ごめんよピグモン。君は立派な科特隊員だったよ・・・。
宇宙恐竜ゼットン
身長/60m 体重/3万t 出身地/宇宙
地球征服を企むゼットン星人に操られている怪獣で、ウルトラ怪獣のなかで最も強く、ウルトラマンも倒してしまった。
言わずと知れたウルトラマン最後の怪獣。「1兆度の火球を吐く」という部分だけが広まっているが、 それ以外でもその異常なたたずまいや、電子音のような「ピロロロー」という鳴き声、 予備動作なしでのテレポート...等無機質的な特徴が、他の怪獣とは一線を画している。

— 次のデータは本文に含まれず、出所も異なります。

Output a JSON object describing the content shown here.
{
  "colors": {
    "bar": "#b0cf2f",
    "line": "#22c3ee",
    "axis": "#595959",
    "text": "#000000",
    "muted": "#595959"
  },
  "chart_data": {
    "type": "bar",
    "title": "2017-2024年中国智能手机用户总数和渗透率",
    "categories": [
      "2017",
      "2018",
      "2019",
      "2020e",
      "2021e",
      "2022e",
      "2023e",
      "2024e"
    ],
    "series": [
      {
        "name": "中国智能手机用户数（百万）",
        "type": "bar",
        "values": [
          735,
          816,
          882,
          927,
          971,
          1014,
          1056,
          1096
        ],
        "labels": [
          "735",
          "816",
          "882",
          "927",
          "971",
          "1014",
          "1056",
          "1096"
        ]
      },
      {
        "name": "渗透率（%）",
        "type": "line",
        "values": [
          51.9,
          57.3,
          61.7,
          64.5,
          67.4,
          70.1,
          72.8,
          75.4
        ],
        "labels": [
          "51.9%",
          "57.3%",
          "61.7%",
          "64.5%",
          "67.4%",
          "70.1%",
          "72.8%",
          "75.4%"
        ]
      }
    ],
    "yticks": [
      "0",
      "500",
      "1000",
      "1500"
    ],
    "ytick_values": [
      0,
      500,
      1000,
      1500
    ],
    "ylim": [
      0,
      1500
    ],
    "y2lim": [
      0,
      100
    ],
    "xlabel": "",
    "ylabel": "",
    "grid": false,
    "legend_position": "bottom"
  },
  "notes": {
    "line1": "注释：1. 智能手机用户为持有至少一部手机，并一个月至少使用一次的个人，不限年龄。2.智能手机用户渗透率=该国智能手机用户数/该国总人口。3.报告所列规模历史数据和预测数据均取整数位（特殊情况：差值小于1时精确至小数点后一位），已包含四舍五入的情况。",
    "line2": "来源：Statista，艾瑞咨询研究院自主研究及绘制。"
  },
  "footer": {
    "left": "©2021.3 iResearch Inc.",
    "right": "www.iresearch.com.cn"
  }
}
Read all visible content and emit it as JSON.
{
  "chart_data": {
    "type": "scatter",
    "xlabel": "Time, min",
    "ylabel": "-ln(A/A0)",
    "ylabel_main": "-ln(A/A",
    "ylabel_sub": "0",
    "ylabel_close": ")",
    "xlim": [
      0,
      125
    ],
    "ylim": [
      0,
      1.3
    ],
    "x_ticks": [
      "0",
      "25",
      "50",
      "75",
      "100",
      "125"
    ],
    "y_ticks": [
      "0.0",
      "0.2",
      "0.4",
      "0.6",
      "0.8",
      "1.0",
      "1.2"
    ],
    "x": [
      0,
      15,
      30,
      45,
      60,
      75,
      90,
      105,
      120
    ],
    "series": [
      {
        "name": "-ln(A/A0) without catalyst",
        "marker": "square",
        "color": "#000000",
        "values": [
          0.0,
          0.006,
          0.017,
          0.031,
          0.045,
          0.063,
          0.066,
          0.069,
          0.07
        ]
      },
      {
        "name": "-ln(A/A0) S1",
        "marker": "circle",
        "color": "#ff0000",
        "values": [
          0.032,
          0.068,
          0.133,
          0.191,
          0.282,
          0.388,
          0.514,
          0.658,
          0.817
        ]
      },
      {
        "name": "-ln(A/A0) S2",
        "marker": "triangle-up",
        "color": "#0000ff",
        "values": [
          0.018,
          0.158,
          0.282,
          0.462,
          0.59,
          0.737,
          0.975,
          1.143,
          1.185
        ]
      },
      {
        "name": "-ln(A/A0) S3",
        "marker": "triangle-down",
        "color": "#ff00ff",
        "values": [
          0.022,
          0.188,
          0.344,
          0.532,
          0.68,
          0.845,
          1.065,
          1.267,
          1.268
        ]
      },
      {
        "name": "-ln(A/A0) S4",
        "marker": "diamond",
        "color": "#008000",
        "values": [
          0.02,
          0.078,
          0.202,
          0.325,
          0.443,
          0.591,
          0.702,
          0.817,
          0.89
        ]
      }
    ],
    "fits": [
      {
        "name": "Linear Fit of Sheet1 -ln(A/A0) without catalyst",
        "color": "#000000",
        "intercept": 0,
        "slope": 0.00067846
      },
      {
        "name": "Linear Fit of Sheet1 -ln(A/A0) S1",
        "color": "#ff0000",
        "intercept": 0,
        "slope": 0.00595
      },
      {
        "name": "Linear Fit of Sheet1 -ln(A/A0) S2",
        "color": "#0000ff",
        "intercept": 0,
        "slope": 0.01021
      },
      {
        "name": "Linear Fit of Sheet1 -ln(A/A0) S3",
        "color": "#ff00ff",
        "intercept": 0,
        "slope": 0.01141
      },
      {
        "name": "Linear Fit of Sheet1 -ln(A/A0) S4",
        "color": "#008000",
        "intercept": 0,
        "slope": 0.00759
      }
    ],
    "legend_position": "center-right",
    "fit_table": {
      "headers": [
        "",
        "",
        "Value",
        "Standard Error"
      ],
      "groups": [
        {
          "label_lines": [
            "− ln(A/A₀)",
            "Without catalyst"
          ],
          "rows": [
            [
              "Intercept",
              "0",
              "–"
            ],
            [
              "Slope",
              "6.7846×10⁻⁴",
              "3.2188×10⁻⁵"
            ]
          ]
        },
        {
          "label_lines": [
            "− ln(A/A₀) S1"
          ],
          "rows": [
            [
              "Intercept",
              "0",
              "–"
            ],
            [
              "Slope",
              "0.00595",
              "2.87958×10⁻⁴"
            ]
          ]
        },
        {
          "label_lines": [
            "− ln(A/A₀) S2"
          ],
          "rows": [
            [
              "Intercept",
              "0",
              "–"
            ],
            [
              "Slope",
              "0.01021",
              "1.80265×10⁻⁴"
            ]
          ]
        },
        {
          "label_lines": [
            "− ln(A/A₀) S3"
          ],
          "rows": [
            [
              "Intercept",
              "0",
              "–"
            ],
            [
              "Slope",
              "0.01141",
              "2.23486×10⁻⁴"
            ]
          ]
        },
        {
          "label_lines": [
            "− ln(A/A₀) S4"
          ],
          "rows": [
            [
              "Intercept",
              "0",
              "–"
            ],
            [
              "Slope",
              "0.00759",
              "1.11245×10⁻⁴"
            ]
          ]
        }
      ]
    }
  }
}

最強最強とは言われているが、最後は人間の開発した超小型のペンシルロケット型の爆弾一発で粉々となる。
(文字通り粉々で、肉片がアラシ隊員やイデ隊員に降り注ぐ。)
この戦いに敗れたウルトラマンは地球を去ることになるが、ヒーローが最終回で負けるというのはなかなか衝撃だった (リアルタイム世代ではないとはいえ)。
ちなみにそんなトラウマを一瞬で消し飛ばしてくれる動画がこちら。
【ニコニコ動画】ウルトラマン最終回のBGMをこち亀にしてみた終わりに
こうして振り返ってみると、本当にバリエーションに富んだ怪獣ばかりだったのがわかる。
強い怪獣も弱い怪獣も、怖い怪獣も可愛い怪獣もみんな違ってみんな良い。
ちなみに私はまだピチピチの30代なので、当然リアルタイム世代ではない。 おそらく再放送やビデオ等で見ていたのだと思うが、世代を経てもウルトラマンの魅力はまったく色あせていないのだと感じる。
そんな魅力あふれるウルトラマンや怪獣たちをこれからも語り継いでいこうではないか。
(よーし、今回もうまくまとまったぞ)
今回の記事の出典:ウルトラ怪獣全百科(コロタン文庫)
ちなみにレビューによると全百科と言いつつ除外されている怪獣もいる模様。